(Moscow Times ) - StatoilHydro, the world's largest offshore oil and gas operator, said Russia had the most promise in the push to explore the Arctic region's undiscovered reserves.
"In the northern territories, it is Russia that distinguishes itself, as it holds a large share of what is estimated to be the resource base in the Arctic territories," Bengt Lie Hansen, head of StatoilHydro in Russia, said in an interview at Melkoeya, off Norway's northern tip. "Our focus, to a large extent, is Russia."
StatoilHydro, which has operating rights on about 80 percent of Norway's oil and gas production, is involved in four Arctic projects, including the Snoehvit liquefied natural gas plant on Melkoeya. It has a 24 percent stake in Gazprom's Shtokman gas project, a 40 percent stake in the Russian Kharyaga oil field operated by Total and has teamed up with Eni to develop the Goliat field, the first Barents Sea oil development.
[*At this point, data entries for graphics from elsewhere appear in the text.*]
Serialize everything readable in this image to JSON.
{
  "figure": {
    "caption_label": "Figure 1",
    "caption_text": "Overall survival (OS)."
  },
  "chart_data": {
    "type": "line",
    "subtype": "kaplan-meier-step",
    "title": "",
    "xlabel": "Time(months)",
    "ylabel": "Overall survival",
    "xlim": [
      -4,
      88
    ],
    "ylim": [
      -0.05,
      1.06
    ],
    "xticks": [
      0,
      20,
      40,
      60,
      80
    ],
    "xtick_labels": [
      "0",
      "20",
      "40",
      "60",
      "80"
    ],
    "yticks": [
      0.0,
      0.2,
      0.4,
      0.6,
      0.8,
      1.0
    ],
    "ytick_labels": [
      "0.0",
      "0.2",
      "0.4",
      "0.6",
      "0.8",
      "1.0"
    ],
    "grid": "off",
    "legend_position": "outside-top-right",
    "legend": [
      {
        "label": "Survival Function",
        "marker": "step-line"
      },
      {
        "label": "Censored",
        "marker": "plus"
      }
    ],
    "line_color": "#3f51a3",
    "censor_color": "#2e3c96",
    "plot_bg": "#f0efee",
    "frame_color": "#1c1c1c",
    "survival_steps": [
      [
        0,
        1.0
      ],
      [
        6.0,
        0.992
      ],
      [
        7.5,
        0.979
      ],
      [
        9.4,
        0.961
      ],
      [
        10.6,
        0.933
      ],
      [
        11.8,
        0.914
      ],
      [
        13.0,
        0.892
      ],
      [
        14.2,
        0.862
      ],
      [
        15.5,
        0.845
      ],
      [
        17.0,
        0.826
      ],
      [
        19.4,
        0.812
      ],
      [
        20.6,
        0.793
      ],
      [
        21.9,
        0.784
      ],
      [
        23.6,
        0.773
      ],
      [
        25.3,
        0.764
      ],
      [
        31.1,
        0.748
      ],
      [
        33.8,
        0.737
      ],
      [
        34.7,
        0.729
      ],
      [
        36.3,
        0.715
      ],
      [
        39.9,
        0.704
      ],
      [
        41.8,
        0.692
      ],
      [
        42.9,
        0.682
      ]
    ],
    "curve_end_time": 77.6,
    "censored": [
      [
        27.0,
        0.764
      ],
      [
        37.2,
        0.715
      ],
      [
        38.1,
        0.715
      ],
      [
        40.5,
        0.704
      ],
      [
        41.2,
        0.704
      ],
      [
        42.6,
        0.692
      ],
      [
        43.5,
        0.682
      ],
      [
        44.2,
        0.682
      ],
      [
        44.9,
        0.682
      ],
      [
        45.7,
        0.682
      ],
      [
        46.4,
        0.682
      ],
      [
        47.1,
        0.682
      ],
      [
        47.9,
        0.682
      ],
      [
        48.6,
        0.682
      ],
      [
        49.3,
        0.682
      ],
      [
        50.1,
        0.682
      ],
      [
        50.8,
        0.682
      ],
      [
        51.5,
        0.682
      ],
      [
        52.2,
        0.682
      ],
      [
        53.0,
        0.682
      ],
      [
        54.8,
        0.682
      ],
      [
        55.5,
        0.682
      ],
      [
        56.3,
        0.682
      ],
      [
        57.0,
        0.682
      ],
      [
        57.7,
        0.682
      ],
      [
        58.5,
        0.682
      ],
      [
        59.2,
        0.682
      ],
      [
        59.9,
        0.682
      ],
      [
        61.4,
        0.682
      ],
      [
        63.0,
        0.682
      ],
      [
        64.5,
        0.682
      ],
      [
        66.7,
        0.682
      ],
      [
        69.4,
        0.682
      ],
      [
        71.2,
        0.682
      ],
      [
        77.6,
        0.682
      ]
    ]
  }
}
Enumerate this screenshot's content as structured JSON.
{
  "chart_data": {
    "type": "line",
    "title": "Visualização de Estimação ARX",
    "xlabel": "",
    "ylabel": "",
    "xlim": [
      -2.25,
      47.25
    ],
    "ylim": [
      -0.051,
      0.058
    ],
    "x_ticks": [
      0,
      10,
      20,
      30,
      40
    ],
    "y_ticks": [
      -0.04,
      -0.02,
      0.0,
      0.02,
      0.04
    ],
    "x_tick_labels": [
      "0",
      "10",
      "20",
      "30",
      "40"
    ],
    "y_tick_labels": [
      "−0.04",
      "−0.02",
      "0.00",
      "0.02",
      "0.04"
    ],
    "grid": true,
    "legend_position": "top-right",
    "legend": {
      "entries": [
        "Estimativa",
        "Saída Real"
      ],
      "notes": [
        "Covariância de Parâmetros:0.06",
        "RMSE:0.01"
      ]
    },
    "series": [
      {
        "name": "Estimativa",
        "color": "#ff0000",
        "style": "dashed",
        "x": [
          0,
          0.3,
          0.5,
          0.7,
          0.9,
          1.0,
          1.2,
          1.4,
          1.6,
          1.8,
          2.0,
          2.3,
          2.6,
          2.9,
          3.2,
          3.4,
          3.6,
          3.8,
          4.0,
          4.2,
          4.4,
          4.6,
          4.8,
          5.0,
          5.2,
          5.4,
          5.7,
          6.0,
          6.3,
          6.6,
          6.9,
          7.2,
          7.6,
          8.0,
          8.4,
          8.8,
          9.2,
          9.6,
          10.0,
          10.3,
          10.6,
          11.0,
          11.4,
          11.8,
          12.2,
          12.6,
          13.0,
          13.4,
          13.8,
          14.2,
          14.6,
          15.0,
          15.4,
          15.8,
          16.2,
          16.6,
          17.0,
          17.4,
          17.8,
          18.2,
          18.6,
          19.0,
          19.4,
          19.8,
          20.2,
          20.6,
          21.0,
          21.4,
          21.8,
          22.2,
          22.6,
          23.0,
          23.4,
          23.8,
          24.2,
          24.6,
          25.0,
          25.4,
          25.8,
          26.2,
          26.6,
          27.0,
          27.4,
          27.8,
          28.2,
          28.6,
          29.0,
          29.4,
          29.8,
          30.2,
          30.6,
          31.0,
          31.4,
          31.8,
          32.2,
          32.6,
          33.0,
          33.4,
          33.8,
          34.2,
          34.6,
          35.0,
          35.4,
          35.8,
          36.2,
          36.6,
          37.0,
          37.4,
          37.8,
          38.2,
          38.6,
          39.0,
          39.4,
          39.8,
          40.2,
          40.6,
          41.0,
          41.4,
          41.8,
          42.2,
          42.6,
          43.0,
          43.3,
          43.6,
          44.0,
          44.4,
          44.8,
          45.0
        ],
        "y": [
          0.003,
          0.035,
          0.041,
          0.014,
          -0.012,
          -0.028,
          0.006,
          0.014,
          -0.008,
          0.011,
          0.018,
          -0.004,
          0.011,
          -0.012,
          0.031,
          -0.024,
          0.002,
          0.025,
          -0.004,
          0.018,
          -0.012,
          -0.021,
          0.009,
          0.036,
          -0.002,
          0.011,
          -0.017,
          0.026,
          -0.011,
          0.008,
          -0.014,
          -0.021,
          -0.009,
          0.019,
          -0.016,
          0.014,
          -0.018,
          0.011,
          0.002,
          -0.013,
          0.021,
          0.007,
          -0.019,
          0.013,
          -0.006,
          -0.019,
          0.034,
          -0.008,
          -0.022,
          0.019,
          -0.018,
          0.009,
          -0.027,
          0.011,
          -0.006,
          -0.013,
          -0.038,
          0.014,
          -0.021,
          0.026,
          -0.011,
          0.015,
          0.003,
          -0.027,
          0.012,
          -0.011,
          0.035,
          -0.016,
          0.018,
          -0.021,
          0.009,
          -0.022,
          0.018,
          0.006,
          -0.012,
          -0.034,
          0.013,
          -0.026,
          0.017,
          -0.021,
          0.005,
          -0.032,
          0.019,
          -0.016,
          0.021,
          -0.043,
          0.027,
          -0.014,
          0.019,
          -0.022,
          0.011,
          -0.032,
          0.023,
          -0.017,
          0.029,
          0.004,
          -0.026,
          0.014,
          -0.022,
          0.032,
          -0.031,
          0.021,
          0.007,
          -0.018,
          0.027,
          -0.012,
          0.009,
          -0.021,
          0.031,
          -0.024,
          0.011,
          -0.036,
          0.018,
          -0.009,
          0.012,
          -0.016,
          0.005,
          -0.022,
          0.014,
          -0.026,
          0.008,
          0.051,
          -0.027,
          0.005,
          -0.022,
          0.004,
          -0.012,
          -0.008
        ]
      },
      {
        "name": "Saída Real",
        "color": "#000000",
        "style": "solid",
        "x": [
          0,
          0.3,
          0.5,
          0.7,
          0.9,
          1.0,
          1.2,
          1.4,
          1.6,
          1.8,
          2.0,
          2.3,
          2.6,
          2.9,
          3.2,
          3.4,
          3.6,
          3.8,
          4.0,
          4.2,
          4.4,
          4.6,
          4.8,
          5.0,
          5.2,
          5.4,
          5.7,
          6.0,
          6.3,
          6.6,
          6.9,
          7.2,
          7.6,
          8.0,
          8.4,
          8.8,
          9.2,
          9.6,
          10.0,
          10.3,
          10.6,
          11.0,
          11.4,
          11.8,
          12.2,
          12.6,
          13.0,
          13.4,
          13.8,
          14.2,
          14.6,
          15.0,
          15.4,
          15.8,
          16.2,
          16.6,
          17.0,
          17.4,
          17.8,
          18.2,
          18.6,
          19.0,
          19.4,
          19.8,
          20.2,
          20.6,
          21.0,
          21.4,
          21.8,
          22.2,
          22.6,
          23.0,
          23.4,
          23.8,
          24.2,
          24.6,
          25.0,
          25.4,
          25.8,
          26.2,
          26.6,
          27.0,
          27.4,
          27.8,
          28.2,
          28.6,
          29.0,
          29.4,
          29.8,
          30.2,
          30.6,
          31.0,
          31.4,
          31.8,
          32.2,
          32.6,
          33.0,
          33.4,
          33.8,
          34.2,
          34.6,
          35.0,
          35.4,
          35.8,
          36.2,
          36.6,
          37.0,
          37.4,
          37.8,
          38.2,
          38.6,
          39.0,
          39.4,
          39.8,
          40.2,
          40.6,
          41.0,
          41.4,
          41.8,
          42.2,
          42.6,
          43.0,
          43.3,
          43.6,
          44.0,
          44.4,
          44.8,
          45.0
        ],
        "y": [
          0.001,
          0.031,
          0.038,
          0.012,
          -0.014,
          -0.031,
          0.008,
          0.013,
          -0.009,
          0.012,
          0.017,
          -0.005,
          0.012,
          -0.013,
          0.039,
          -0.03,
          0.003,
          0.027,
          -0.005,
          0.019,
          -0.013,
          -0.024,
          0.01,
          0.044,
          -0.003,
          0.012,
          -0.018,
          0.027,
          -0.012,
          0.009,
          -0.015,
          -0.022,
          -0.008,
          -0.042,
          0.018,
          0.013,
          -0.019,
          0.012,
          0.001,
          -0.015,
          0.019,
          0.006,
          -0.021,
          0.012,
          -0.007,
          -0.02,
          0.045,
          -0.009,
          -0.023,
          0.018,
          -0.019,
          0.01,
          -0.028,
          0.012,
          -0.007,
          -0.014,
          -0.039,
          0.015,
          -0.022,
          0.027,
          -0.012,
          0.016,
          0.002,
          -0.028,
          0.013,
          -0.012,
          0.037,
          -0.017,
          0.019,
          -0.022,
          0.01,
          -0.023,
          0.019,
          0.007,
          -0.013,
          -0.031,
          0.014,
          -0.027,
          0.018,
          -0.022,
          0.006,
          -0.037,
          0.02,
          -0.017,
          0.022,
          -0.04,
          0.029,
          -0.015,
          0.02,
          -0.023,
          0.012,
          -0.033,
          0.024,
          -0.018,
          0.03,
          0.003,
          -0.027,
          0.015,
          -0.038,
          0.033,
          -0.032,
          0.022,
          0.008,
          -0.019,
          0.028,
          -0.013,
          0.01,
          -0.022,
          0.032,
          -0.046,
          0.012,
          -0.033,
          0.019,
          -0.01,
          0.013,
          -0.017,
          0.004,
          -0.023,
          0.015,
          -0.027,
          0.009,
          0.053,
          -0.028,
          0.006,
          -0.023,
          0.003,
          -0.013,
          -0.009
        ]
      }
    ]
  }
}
The company is looking to expand into the Arctic to compensate for dwindling North Sea reserves. The U.S. Geological Survey estimates that the Arctic holds 22 percent of the world's untapped oil and gas.
"Russia is interesting because its resource potential is big based on the general analyses, but we don't know if the resources are there until we've drilled, and there's very little drilling that has been done," Lie Hansen said. "But they've done finds such as Shtokman that contain approximately as much gas found on the Norwegian continental shelf to date -- that's just one discovery."